Now, for the record, I did think it was a pretty fun movie. It just didn't blow me away with anything. It was pretty much the movie I expected it to be. And some people might really like that - especially after the risks that Last Jedi took. If you're looking for space adventures with Han and Chewbacca, this is definitely that. And if you want to explore the underbelly of the Star Wars universe in a way that Rogue One didn't even really do, this gets at that as well. Star Wars popularized the "used future" aesthetic, and this really gets that look - we even see that Lando's ship - you might have heard of it - the Millennium Falcon, was once a pretty snazzy vessel before Han got it all jacked up.

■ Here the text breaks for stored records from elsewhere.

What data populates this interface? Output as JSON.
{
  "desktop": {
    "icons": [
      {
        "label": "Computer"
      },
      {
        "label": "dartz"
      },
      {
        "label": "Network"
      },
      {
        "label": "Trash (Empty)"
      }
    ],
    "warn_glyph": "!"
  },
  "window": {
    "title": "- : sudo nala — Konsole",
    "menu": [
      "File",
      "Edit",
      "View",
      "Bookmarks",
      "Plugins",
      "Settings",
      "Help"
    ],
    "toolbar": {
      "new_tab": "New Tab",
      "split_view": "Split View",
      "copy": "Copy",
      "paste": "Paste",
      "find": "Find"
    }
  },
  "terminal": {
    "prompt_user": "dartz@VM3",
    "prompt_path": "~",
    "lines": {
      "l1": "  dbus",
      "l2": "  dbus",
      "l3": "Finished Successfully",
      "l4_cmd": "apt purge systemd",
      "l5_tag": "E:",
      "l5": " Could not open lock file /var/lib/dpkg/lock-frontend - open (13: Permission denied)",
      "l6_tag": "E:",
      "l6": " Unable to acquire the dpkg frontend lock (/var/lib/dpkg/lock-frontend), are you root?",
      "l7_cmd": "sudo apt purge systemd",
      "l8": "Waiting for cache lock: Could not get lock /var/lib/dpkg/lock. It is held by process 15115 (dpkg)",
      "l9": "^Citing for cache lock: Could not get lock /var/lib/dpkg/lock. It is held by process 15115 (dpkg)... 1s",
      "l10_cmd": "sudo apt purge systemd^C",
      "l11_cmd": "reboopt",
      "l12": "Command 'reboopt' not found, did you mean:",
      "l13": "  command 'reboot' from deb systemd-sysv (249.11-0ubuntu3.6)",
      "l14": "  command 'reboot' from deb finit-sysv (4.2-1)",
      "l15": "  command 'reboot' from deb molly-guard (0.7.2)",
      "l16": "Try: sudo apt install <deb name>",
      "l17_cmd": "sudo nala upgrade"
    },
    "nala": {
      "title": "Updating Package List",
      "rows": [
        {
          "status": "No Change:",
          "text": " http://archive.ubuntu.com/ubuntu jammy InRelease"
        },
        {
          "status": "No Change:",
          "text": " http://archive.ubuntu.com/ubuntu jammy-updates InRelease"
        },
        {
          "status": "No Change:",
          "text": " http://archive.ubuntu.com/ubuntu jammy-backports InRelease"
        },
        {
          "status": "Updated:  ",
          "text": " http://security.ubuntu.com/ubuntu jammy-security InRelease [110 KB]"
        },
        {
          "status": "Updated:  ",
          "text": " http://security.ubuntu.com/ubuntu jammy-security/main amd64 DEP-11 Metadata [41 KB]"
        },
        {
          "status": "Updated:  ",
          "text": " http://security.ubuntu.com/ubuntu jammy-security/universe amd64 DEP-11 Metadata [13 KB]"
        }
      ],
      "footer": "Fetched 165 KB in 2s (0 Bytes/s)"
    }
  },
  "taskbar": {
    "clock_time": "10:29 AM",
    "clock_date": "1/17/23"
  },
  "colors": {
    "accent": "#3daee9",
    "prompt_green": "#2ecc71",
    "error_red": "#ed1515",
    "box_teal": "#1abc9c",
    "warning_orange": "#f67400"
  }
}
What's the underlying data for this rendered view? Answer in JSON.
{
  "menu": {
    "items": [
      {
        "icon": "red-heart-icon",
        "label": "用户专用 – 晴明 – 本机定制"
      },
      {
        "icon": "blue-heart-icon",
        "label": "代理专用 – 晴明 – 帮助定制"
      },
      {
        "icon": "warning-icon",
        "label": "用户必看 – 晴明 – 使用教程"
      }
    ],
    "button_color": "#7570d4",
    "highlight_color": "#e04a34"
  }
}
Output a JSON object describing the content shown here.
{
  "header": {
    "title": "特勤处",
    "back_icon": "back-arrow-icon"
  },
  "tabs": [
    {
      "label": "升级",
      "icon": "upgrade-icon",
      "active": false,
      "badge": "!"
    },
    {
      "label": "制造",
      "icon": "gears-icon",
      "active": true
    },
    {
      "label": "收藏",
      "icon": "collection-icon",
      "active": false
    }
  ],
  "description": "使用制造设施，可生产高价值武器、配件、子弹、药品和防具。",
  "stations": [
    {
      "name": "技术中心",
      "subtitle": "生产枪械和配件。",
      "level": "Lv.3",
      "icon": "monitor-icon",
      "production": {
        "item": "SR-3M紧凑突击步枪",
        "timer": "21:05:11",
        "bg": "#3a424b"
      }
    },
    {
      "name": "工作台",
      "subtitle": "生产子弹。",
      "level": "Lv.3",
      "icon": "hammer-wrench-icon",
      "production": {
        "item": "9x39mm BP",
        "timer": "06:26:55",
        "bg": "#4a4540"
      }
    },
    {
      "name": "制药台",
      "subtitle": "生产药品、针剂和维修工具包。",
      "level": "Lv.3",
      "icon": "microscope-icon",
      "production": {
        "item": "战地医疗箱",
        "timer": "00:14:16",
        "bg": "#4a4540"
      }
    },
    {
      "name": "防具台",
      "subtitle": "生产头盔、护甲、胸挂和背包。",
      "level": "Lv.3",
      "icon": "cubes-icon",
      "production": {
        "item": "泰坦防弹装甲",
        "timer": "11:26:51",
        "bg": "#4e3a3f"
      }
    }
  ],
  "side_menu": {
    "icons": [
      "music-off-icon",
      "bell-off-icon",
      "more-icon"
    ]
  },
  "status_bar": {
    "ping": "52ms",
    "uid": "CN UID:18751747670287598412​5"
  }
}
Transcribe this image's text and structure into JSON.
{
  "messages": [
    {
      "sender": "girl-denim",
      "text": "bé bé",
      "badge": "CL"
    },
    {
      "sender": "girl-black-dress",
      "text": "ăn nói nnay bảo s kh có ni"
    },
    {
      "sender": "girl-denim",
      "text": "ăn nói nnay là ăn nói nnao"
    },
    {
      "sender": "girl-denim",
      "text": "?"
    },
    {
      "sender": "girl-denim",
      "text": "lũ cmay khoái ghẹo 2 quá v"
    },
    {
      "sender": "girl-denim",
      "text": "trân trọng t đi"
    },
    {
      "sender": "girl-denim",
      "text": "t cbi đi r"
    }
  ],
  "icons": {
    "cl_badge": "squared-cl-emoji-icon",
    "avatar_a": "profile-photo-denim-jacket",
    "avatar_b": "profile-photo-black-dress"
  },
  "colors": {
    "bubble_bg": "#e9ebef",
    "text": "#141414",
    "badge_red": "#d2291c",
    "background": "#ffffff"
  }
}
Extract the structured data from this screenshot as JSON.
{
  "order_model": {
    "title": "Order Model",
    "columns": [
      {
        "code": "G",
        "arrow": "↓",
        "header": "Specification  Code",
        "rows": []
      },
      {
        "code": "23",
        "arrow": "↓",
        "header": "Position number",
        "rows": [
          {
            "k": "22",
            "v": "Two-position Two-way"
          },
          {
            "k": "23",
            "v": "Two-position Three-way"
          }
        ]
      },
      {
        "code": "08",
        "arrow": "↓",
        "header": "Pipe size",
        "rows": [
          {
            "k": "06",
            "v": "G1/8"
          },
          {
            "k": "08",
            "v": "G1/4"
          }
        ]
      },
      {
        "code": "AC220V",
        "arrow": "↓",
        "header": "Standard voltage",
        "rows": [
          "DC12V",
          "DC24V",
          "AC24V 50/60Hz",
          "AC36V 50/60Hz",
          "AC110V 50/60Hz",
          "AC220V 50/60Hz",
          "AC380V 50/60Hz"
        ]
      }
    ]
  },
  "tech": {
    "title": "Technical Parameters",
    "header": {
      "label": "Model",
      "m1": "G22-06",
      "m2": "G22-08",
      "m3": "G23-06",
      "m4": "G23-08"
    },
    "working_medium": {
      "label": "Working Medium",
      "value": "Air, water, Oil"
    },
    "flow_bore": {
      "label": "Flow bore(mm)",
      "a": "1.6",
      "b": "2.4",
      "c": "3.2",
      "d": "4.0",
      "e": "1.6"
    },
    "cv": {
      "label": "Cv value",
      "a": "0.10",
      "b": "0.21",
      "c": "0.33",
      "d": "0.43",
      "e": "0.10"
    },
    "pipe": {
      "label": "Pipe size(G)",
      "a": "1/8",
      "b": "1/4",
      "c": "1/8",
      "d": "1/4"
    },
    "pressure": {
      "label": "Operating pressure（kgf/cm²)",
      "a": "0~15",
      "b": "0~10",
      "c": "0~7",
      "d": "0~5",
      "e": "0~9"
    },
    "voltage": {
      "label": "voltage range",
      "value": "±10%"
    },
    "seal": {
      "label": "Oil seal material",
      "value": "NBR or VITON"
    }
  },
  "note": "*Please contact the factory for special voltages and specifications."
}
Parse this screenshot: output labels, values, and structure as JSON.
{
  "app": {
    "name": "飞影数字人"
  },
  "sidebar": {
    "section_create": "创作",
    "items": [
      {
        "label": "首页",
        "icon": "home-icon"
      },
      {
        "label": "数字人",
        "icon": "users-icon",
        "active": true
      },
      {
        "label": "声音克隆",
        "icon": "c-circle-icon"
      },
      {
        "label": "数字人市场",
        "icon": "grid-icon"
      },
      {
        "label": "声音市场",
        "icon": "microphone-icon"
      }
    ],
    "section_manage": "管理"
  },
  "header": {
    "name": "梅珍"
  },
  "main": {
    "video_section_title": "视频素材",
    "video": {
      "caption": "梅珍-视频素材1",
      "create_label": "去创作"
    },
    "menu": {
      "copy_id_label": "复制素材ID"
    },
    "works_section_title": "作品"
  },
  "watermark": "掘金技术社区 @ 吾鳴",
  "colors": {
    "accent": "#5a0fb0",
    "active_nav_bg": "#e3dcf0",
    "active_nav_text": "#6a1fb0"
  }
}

I would say that all eight existing main Star Wars films are essential in their own way - the prequels for showing how ambition without restraint can create cinematic abominations, and the sequels for handing off a film franchise to a generation of filmmakers who grew up on it and seeing their own takes on the world and its mythos (I don't really need to explain why for the originals, right?) Rogue One was a bold and bleak leap out of the series comfort zone, which made up for its flaws with "holy shit did they really do that?" chutzpah.

Solo... is inoffensive. I'm a sap so I'll always be curious about the fate of long-lost love interests, but in ways that Rogue One avoided by centering entirely on new characters, Solo suffers a bit of the inherent problem with prequels, which is the foregone conclusion. We know that he won't get back with Qi'ra because he has to get with Leia. And we know that Lando, Chewbacca, and Han are all going to be fine, which then makes the deaths of other characters less shocking.

If there's one thematically interesting thing the movie reinforces, though doesn't really introduce, it's the idea that Han gets betrayed. The depths of that betrayal do have a range - Lando at one point abandons him in the middle of a standoff, but one does not get the impression that either of them considers it personal. But given what we know of how Han ends up in the end of The Force Awakens (does that still need a spoiler tag? Would you be reading a review of a Star Wars movie if you hadn't seen it?) the fact that Han's life is filled with betrayals makes his death at the hands of his own son really freaking tragic.

Still, this isn't a movie to make you think too hard about the consequences of Han's lifestyle choices. It's fun. Don't expect epic and you'll have a good time.